Menu
Libération
Beau livre

Les sept piliers de vie de François Damilano

Pages blanchesdossier
Dossiers liés
Guide, grimpeur, réalisateur ou éditeur... La biographie d'un alpiniste passionné.
(David Ravanel / collection Damilano)
publié le 14 décembre 2018 à 16h49

«Il va falloir faire une croix sur vos ambitions alpines…» En août 1981, au lendemain d'une méchante chute dans le glacier des Nantillons, la vie de grimpeur du jeune François Damilano semblait bien mal partie. Près de quatre décennies plus tard, les propos de ce kinésithérapeute peu inspiré sonnent toujours aux oreilles du montagnard: «Il n'y a pas une semaine de ma vie sans que je repense à ce moment».

Car depuis, François Damilano, à aujourd'hui 56 ans, est entré dans le petit cercle des grands noms de l'alpinisme français en inscrivant la cascade de glace comme une discipline nouvelle, est devenu guide, a vaincu l'Everest et s'est frotté à plusieurs 8000 dont le K2 (1), a monté une maison d'édition, rédigé des topos, est passé à la réalisation de documentaires sur la très haute montagne… Sept vies, a décompté l'alpiniste et écrivain Cédric Sapin-Defour qui lui consacre une superbe biographie richement illustrée chez Guérin-Paulsen.

«Connais-toi toi-même»

Sept vies donc pour cet artiste de la montagne passionné, modeste et talentueux, conteur et pédagogue… Sept vies marquées par nombre de voies spectaculaires, de réussites et de premières, accompagnées d'inévitables chutes, de deuils et de déceptions… Sept vies de réflexion aussi car François est tout sauf un sportif inconscient, un sale gosse jouant sa vie à pile ou face nord pour décrocher un Couv de magazine ou satisfaire un équipementier. «En montagne, je peux avoir peur, je ne veux pas mourir. Le solo, j'y vais pour moi, par plaisir de la maîtrise, par satisfaction de me sentir capable et non par défi. C'est une reconnaissance de moi face à moi-même. Le ça passe ou ça casse, la logique du pari n'ont jamais constitué une recherche personnelle…»

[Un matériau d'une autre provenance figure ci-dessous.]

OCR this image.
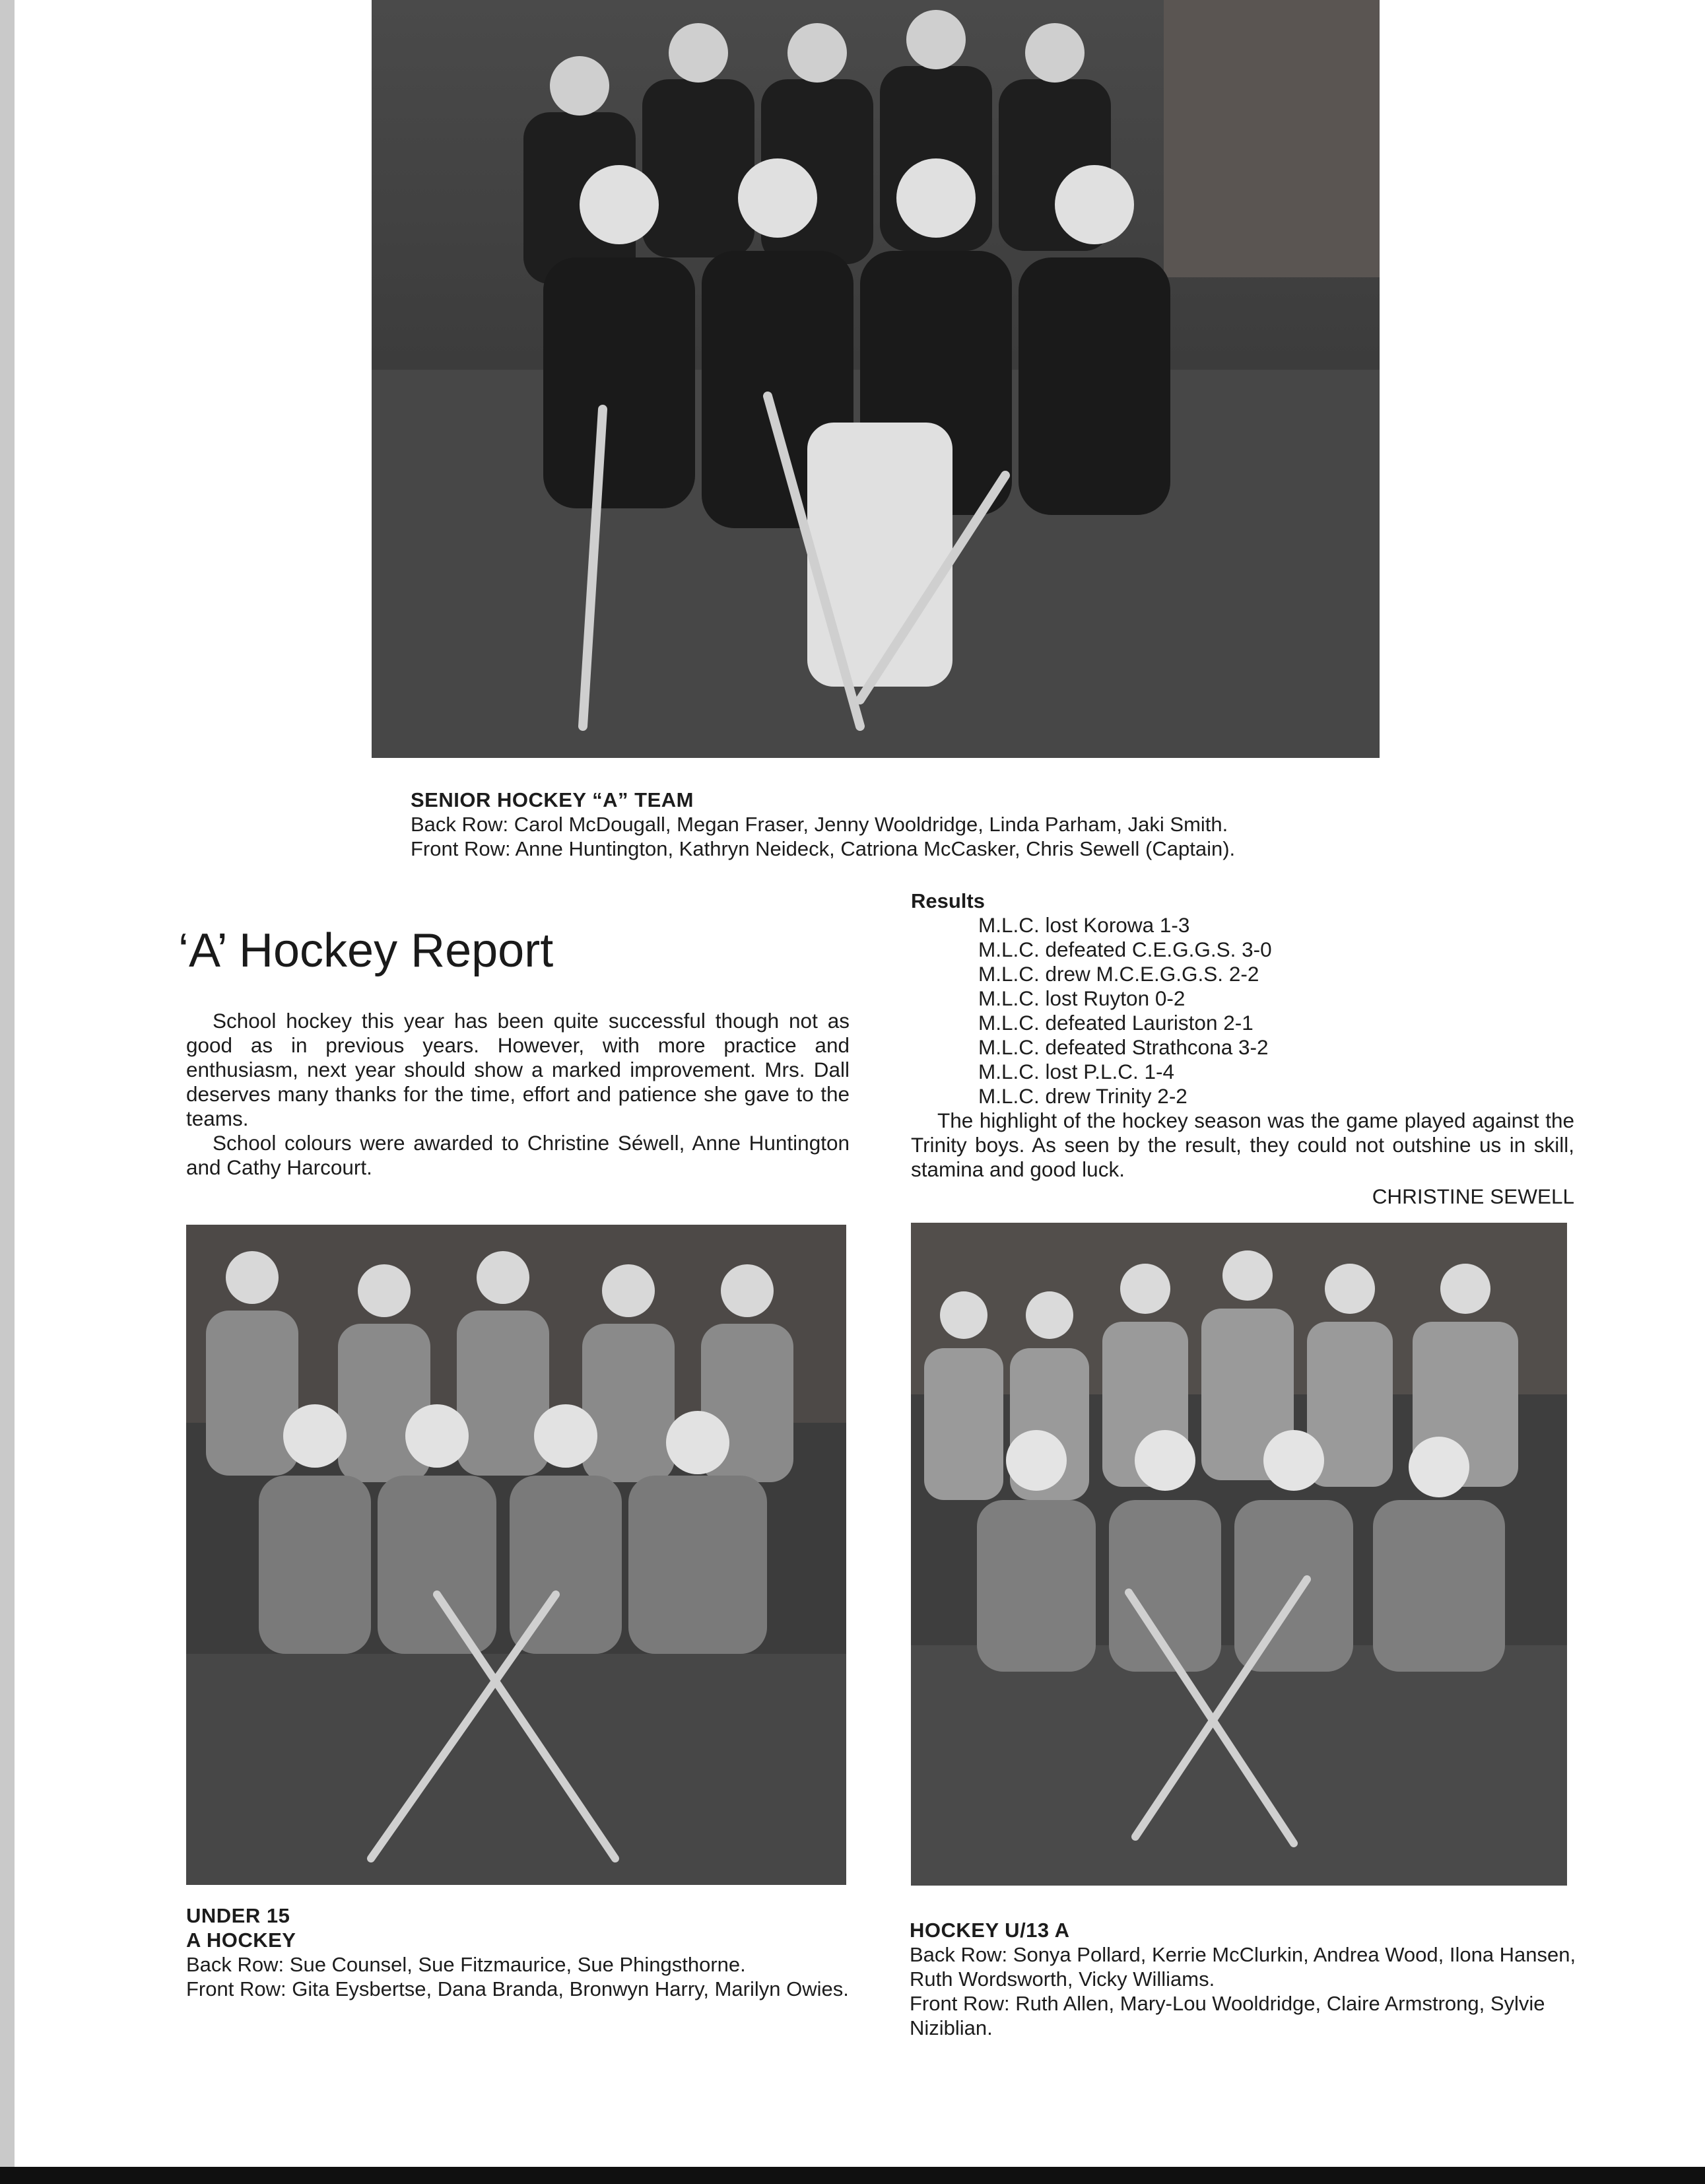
SENIOR HOCKEY “A” TEAM
Back Row: Carol McDougall, Megan Fraser, Jenny Wooldridge, Linda Parham, Jaki Smith.
Front Row: Anne Huntington, Kathryn Neideck, Catriona McCasker, Chris Sewell (Captain).
‘A’ Hockey Report

School hockey this year has been quite successful though not as good as in previous years. However, with more practice and enthusiasm, next year should show a marked improvement. Mrs. Dall deserves many thanks for the time, effort and patience she gave to the teams.

School colours were awarded to Christine Séwell, Anne Huntington and Cathy Harcourt.

Results
M.L.C. lost Korowa 1-3
M.L.C. defeated C.E.G.G.S. 3-0
M.L.C. drew M.C.E.G.G.S. 2-2
M.L.C. lost Ruyton 0-2
M.L.C. defeated Lauriston 2-1
M.L.C. defeated Strathcona 3-2
M.L.C. lost P.L.C. 1-4
M.L.C. drew Trinity 2-2

The highlight of the hockey season was the game played against the Trinity boys. As seen by the result, they could not outshine us in skill, stamina and good luck.

CHRISTINE SEWELL
UNDER 15
A HOCKEY
Back Row: Sue Counsel, Sue Fitzmaurice, Sue Phingsthorne.
Front Row: Gita Eysbertse, Dana Branda, Bronwyn Harry, Marilyn Owies.
HOCKEY U/13 A
Back Row: Sonya Pollard, Kerrie McClurkin, Andrea Wood, Ilona Hansen, Ruth Wordsworth, Vicky Williams.
Front Row: Ruth Allen, Mary-Lou Wooldridge, Claire Armstrong, Sylvie Niziblian.
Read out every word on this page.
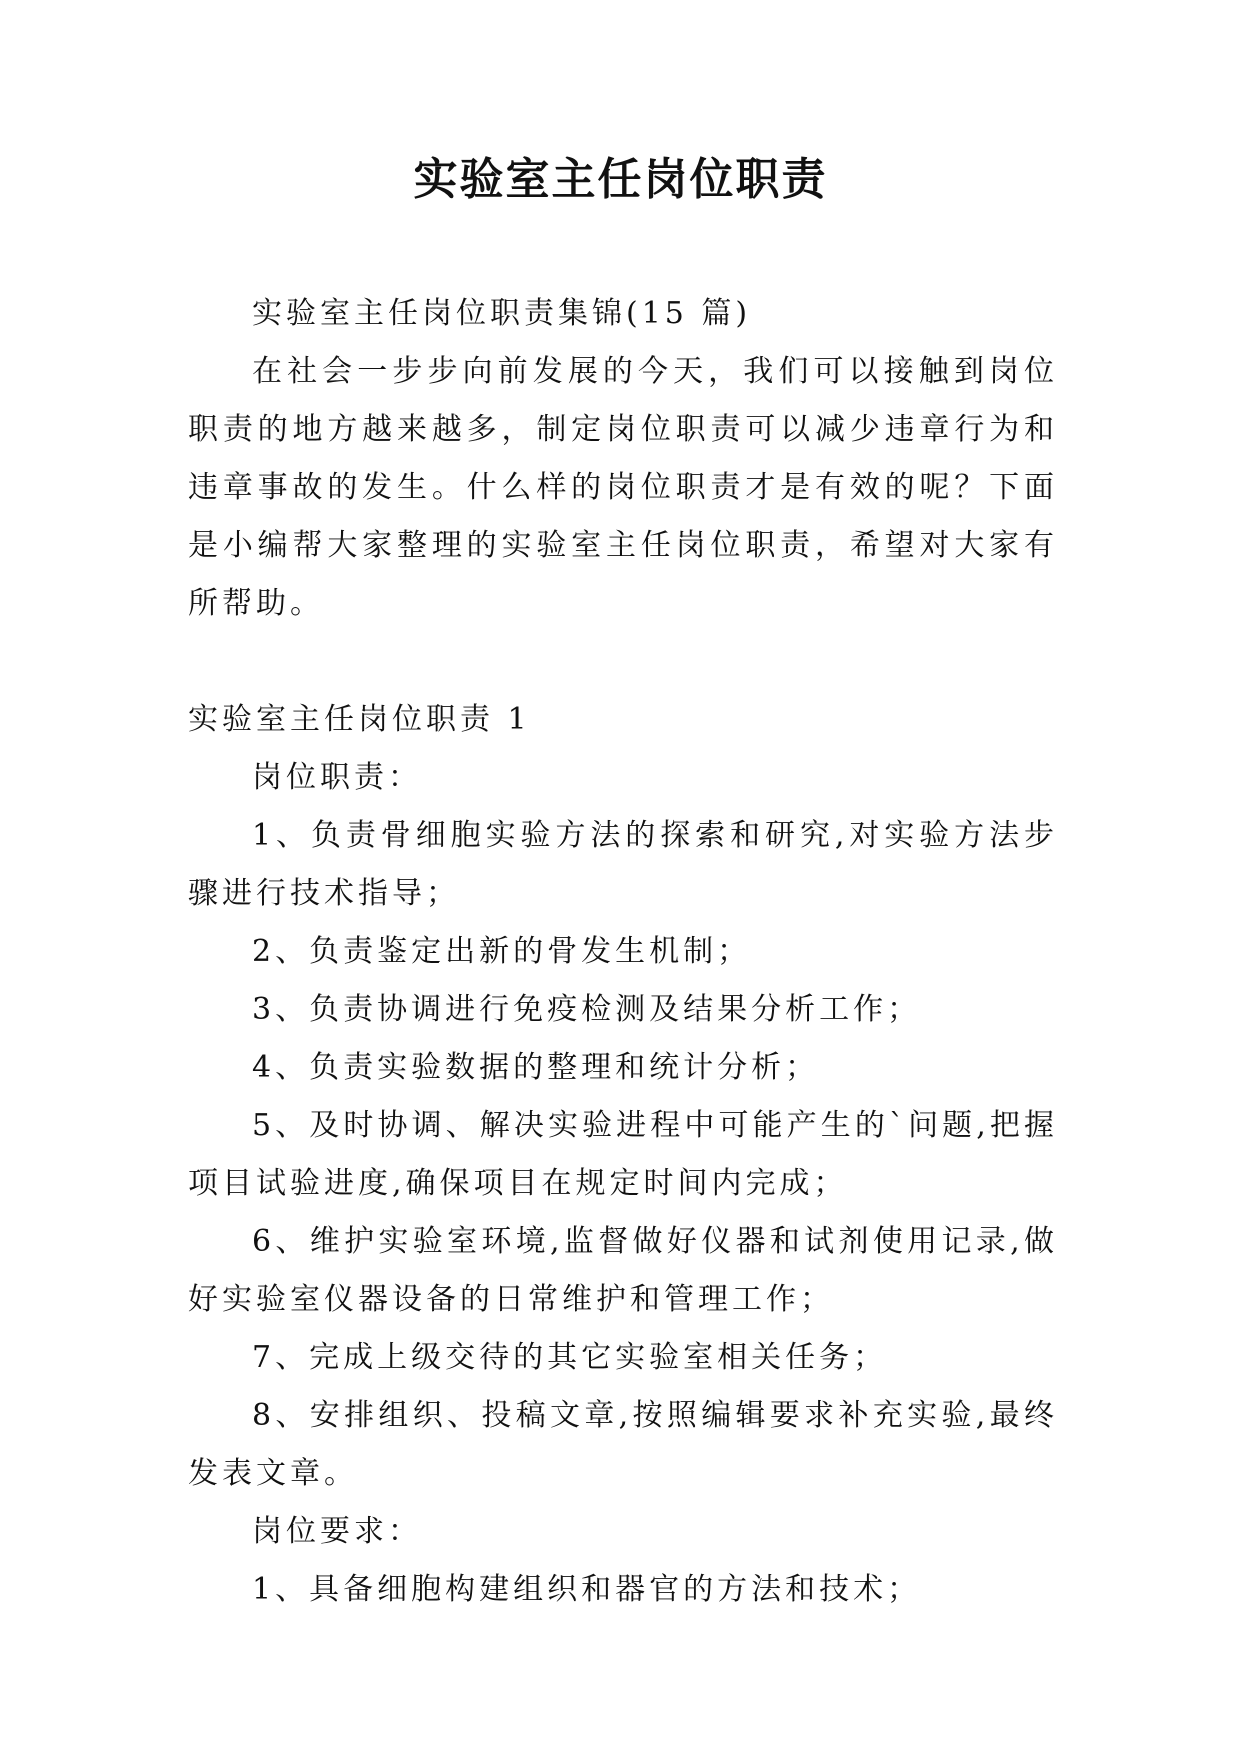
实验室主任岗位职责

实验室主任岗位职责集锦(15 篇)

在社会一步步向前发展的今天，我们可以接触到岗位职责的地方越来越多，制定岗位职责可以减少违章行为和违章事故的发生。什么样的岗位职责才是有效的呢？下面是小编帮大家整理的实验室主任岗位职责，希望对大家有所帮助。

实验室主任岗位职责 1

岗位职责：

1、负责骨细胞实验方法的探索和研究,对实验方法步骤进行技术指导；

2、负责鉴定出新的骨发生机制；

3、负责协调进行免疫检测及结果分析工作；

4、负责实验数据的整理和统计分析；

5、及时协调、解决实验进程中可能产生的`问题,把握项目试验进度,确保项目在规定时间内完成；

6、维护实验室环境,监督做好仪器和试剂使用记录,做好实验室仪器设备的日常维护和管理工作；

7、完成上级交待的其它实验室相关任务；

8、安排组织、投稿文章,按照编辑要求补充实验,最终发表文章。

岗位要求：

1、具备细胞构建组织和器官的方法和技术；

L'homme a depuis longtemps pris le temps de réfléchir à sa passion: les prises de risques inévitables, la starisation de la profession, les sponsors omniprésents, l'importance du récit, le poids des images et des mots. Et cette mort qui rôde et fauche les amitiés… «Les gens ayant décidé de vivre meurent plus tôt que les autres, note Cédric Sapin-Defour. Le monde est mal foutu.»

En refermant le livre, on est donc heureux de savoir que ces riches heures vont se poursuivre; que les dernières lignes évoquant son fils et sa fille respirent la vie «et sa magnifique fragilité, sa fugacité et l'impérieuse nécessité de l'honorer…» Et l'on se dit que si les chats ont sept vies, François Damilano pourrait bien, finalement, en avoir lui une bonne dizaine. Que l'on a hâte de découvrir à ses côtés.

Les sept vies de François Damilano

,

par Cédric Sapin-Defour.

Edition Guérin Paulsen.

384 pages. 39,50 euros.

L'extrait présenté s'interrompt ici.